営業の秘訣は「お客さま第一」!


今月の日経の「私の履歴書」は積水ハウス会長兼CEOの和田勇氏だ。その9回目に営業マンとして販売の最前線に立った時代の話が書かれている。

まずある人への感謝から始まる。「住宅を売るという仕事は魂を込めてお客さまと接することが肝心だ。お客様の喜び、満足を第一に考えていると必ず報われる」、当時名古屋の協力工事店八神社長からの熱く、厳しい叱咤激励の言葉だ。新人時代失敗、苦労の連続だった和田氏はこの言葉に救われ、その言葉を信じ営業活動に邁進。入社3年目(1967年)全国1位の販売成績を挙げた。和田氏は言う。「魂を込めてお客さまと接していると、お客さまがお客さまを連れて来て下さる。いわゆる紹介営業だ。」と。仕事が楽しくなり、正月3が日以外ほとんど休まず働いたと言う。住宅営業は家を売って終わりと言う仕事ではなく、新築されたお客様の住まいを訪ねることも忘れなかった。家の住み心地や、不具合、トラブルに対応することも大切な役割で、これが紹介営業や、リフォームの受注につながった。

もう1件紹介する。「致知2013.12号」に元ソニー生命の伝説の営業マンとしてその名を轟かせ、世界のトップ数㌫のメンバーで構成されるMDRT日本会で大会委員長・国際委員長を歴任してきた大坪勇二氏の記事がある(その記事のリード文での紹介文)。入社は新日鉄だったとの事でも関心を持った。新日鉄に入社し経理に配属になったが、異動希望も聞いてもらえず、ある日フルコミッションセールス(完全歩合制営業)に関するソニー生命の記事に出会い入社した(32歳で)異色の人物だ。入社2~3年は努力はするが成果は上がらず、学生アルバイトの稼ぎより低い、1日1650円のどん底の生活を味わった。追い詰められた大坪氏は、大好きなキューバの英雄ゲバラに倣って、別人格を自分の中に作る為、「九つの作戦」を立てたそうだ。その一つの作戦は「写真撮ります作戦」。そんな九つの作戦を同時並行で実行することにした。そうすると半年後に手取り月収が1000万円を超えるようになったと言う。ある会社の創業記念パーティに潜り込み、作戦を実行。後日写真を届けに行くと社長が応じてくれた。社長が創業の話を楽しそうに話してくれたが、保険の話を切り出すタイミングに躊躇し、聞き役に徹していた。が帰り際に思い切って「保険の話を」と切り出したところ少しの時間聞いてくれ、これが大坪氏の大きな転機になったそうだ(MAX2億円の契約をもらう)。優良企業の社長さんも何人か紹介してくれたそうだ。その大坪氏は今、コンサル会社を経営している(キーストーンフィナンシャル)が、講演やセミナーで言っていることを挙げている。
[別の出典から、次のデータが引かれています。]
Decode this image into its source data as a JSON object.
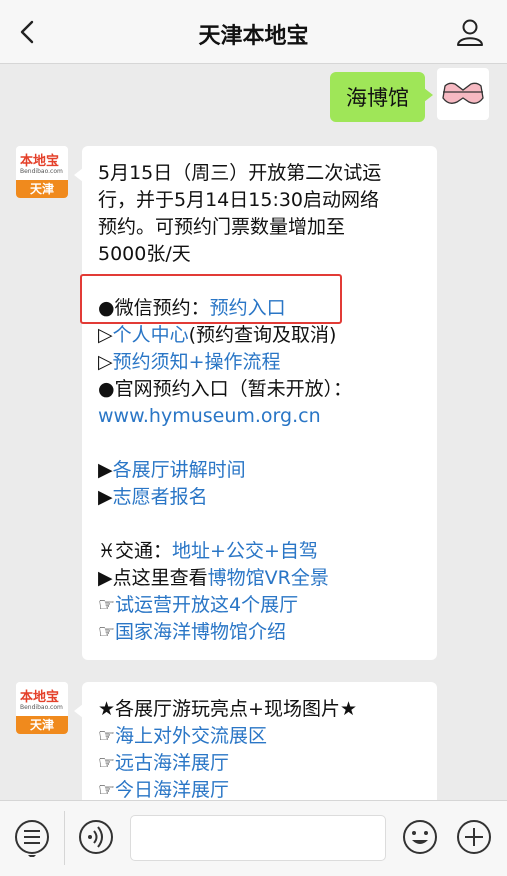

●扱っている商品の話をしない。商品の優位性なんかで絶対に勝負しないこと。
●商品を売るのではなく、信用を第一優先にすること。
●その手段として、お客様に与える(give)こと。

そして、「やる気」を出すために如何にセルフイメージを高めるかについても言及している。自分の人生を取り換えてもいいと思える位の『ロールモデル』を見つけること(どん底から這い上がる時のゲバラ)、そして二週間でいい、六つの目標を決め(些細なことでもいい)言い訳なしにやる。そして達成したら自分を承認する。その後自信を持って自ら目標を高めていくことで、セルフイメージが高まってくる。

積水ハウスの和田氏は八神氏の言葉に出会い、大坪氏はゲバラに心髄する。そして、やはり「お客様を第一義に考える」ことでも両者共通している。誰かが言っていたが、「商品を売ると言う行為は自分の為が第一。そうではなく、“お客様のため”をお客様に感じてもらうための行動とは何か、大坪氏の“九つの作戦”に倣って考えて見ては如何?